By Dominique Tassell
Brad King, the founder of Farm Animal Rescue, has defended his organisation’s petition against the McDougall and Sons Sales in Warwick.
Initial criticism included that the group had somehow broken the law obtaining footage and that the footage was doctored or outdated.
He says that the saleyards are a public place and therefore those who obtained the footage did nothing wrong.
He says the footage in the video was obtained between February 2020 and May 2021, with the footage of chickens and pigs taken in May of this year.

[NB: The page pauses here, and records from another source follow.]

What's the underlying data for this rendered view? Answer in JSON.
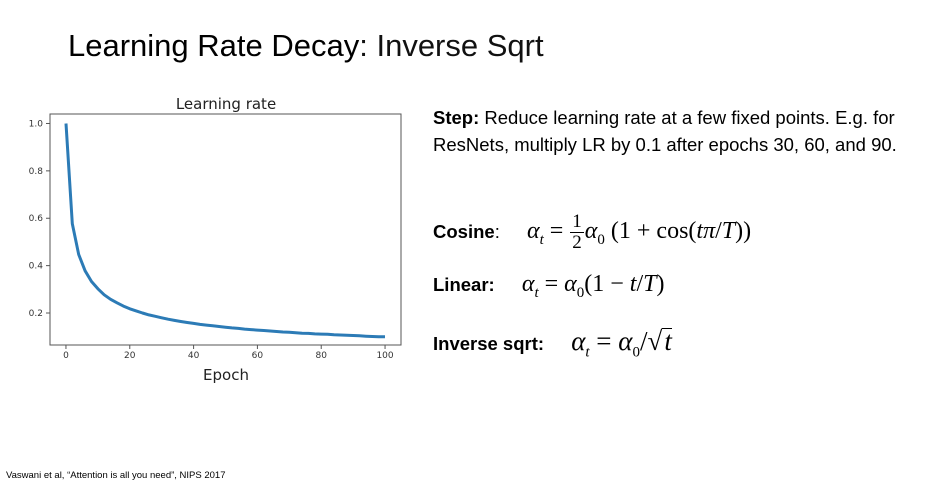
{
  "slide": {
    "title_main": "Learning Rate Decay",
    "title_sub": ": Inverse Sqrt",
    "step_label": "Step:",
    "step_text": " Reduce learning rate at a few fixed points. E.g. for ResNets, multiply LR by 0.1 after epochs 30, 60, and 90.",
    "cosine": {
      "label": "Cosine",
      "colon": ":",
      "lhs": "α",
      "lhs_sub": "t",
      "eq": " = ",
      "num": "1",
      "den": "2",
      "a0": "α",
      "a0_sub": "0",
      "rest": " (1 + cos(",
      "t": "t",
      "pi": "π",
      "slash": "/",
      "T": "T",
      "close": "))"
    },
    "linear": {
      "label": "Linear:",
      "lhs": "α",
      "lhs_sub": "t",
      "eq": " = ",
      "a0": "α",
      "a0_sub": "0",
      "open": "(1 − ",
      "t": "t",
      "slash": "/",
      "T": "T",
      "close": ")"
    },
    "invsqrt": {
      "label": "Inverse sqrt:",
      "lhs": "α",
      "lhs_sub": "t",
      "eq": " = ",
      "a0": "α",
      "a0_sub": "0",
      "slash": "/",
      "radical": "√",
      "t": "t"
    },
    "footer": "Vaswani et al, “Attention is all you need”, NIPS 2017"
  },
  "chart_data": {
    "type": "line",
    "title": "Learning rate",
    "xlabel": "Epoch",
    "ylabel": "",
    "xlim": [
      -5,
      105
    ],
    "ylim": [
      0.065,
      1.04
    ],
    "xticks": [
      0,
      20,
      40,
      60,
      80,
      100
    ],
    "yticks": [
      0.2,
      0.4,
      0.6,
      0.8,
      1.0
    ],
    "ytick_labels": [
      "0.2",
      "0.4",
      "0.6",
      "0.8",
      "1.0"
    ],
    "grid": false,
    "color": "#2c7bb6",
    "x": [
      0,
      2,
      4,
      6,
      8,
      10,
      12,
      14,
      16,
      18,
      20,
      22,
      24,
      26,
      28,
      30,
      32,
      34,
      36,
      38,
      40,
      42,
      44,
      46,
      48,
      50,
      52,
      54,
      56,
      58,
      60,
      62,
      64,
      66,
      68,
      70,
      72,
      74,
      76,
      78,
      80,
      82,
      84,
      86,
      88,
      90,
      92,
      94,
      96,
      98,
      100
    ],
    "y": [
      1.0,
      0.577,
      0.447,
      0.378,
      0.333,
      0.302,
      0.277,
      0.258,
      0.243,
      0.229,
      0.218,
      0.209,
      0.2,
      0.192,
      0.186,
      0.18,
      0.174,
      0.169,
      0.164,
      0.16,
      0.156,
      0.152,
      0.149,
      0.146,
      0.143,
      0.14,
      0.137,
      0.135,
      0.132,
      0.13,
      0.128,
      0.126,
      0.124,
      0.122,
      0.12,
      0.119,
      0.117,
      0.115,
      0.114,
      0.112,
      0.111,
      0.11,
      0.108,
      0.107,
      0.106,
      0.105,
      0.104,
      0.102,
      0.101,
      0.1,
      0.0995
    ]
  }
}
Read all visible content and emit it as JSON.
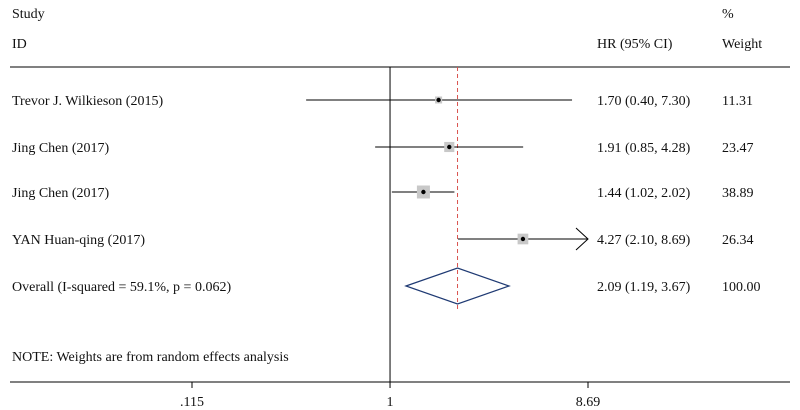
{
  "header": {
    "study_label": "Study",
    "id_label": "ID",
    "hr_label": "HR (95% CI)",
    "pct_label": "%",
    "weight_label": "Weight"
  },
  "note": "NOTE: Weights are from random effects analysis",
  "colors": {
    "line": "#000000",
    "weight_box": "#c8c8c8",
    "overall_diamond": "#1f3a73",
    "overall_ref_line": "#d9534f"
  },
  "chart_data": {
    "type": "forest",
    "scale": "log",
    "xlim": [
      0.115,
      8.69
    ],
    "x_ticks": [
      {
        "value": 0.115,
        "label": ".115"
      },
      {
        "value": 1,
        "label": "1"
      },
      {
        "value": 8.69,
        "label": "8.69"
      }
    ],
    "null_line": 1,
    "studies": [
      {
        "name": "Trevor J. Wilkieson (2015)",
        "hr": 1.7,
        "lo": 0.4,
        "hi": 7.3,
        "hr_ci_text": "1.70 (0.40, 7.30)",
        "weight": 11.31,
        "weight_text": "11.31",
        "arrow_right": false
      },
      {
        "name": "Jing Chen (2017)",
        "hr": 1.91,
        "lo": 0.85,
        "hi": 4.28,
        "hr_ci_text": "1.91 (0.85, 4.28)",
        "weight": 23.47,
        "weight_text": "23.47",
        "arrow_right": false
      },
      {
        "name": "Jing Chen (2017)",
        "hr": 1.44,
        "lo": 1.02,
        "hi": 2.02,
        "hr_ci_text": "1.44 (1.02, 2.02)",
        "weight": 38.89,
        "weight_text": "38.89",
        "arrow_right": false
      },
      {
        "name": "YAN Huan-qing (2017)",
        "hr": 4.27,
        "lo": 2.1,
        "hi": 8.69,
        "hr_ci_text": "4.27 (2.10, 8.69)",
        "weight": 26.34,
        "weight_text": "26.34",
        "arrow_right": true
      }
    ],
    "overall": {
      "label": "Overall  (I-squared = 59.1%, p = 0.062)",
      "hr": 2.09,
      "lo": 1.19,
      "hi": 3.67,
      "hr_ci_text": "2.09 (1.19, 3.67)",
      "weight_text": "100.00"
    }
  }
}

In response to Agricultural Industry Development and Fisheries and Rural Communities Minister Mark Furner’s comments previously reported in Warwick and Stanthorpe Today, Mr King says that Farm Animal Rescue does pass some things immediately onto the department, however sometimes wants to provide a larger amount of evidence.
He says the department hasn’t successfully convicted anyone in 10 years, and the group believed that there were multiple problems, not just a singular issue, at the McDougall and Sons Sales.
In response to Member for Southern Downs James Lister’s comments both online and in a previous Warwick and Stanthorpe Today article, Mr King says that Farm Animal Rescue’s only involvement in the Yangan incident was being called in to take custody of three sheep.
Mr King states that his organisation was not involved in planning that particular protest, nor the other protests referenced by Mr Lister.
Warwick Police confirmed that Farm Animal Rescue was not initially involved in the protest, and were called in to take custody of the sheep.
Mr Lister says that any evidence against McDougall and Sons should have been immediately handed over to the relevant authorities, such as the Queensland Department of Agriculture or RSPCA who could then investigate.
Mr Lister has spoken out against the group multiple times, including criticising the state government for awarding them a $35,000 grant.
Mr King states that his organisation received the grant to build and improve their adoption facility at their sanctuary in Dayboro.
They rescue farm animals who have been subjected to “abuse, abandonment, and neglect”.
Mr King says the government is very strict about what the grant can be used for, and they have to submit invoices to show the money is being used for appropriate things.
The animal care and protection act is currently under review, and Farm Animal Rescue has formed a consortium with Animal Liberation, Animals Australia, and the Animal Justice Party to help review it.
Mr King says it’s “really, really important” for Queensland laws to meet the standards set not only by other states but by the rest of the world.
In response to the criticism of Warwick residents, Mr King says that there are two saleyards in Warwick and the organisation is only raising concerns about one.
While he believes most saleyards have issues, he says it’s “nothing in comparison to what we’re seeing here”.
He says his organisation has raised their concerns with McDougall and Sons before.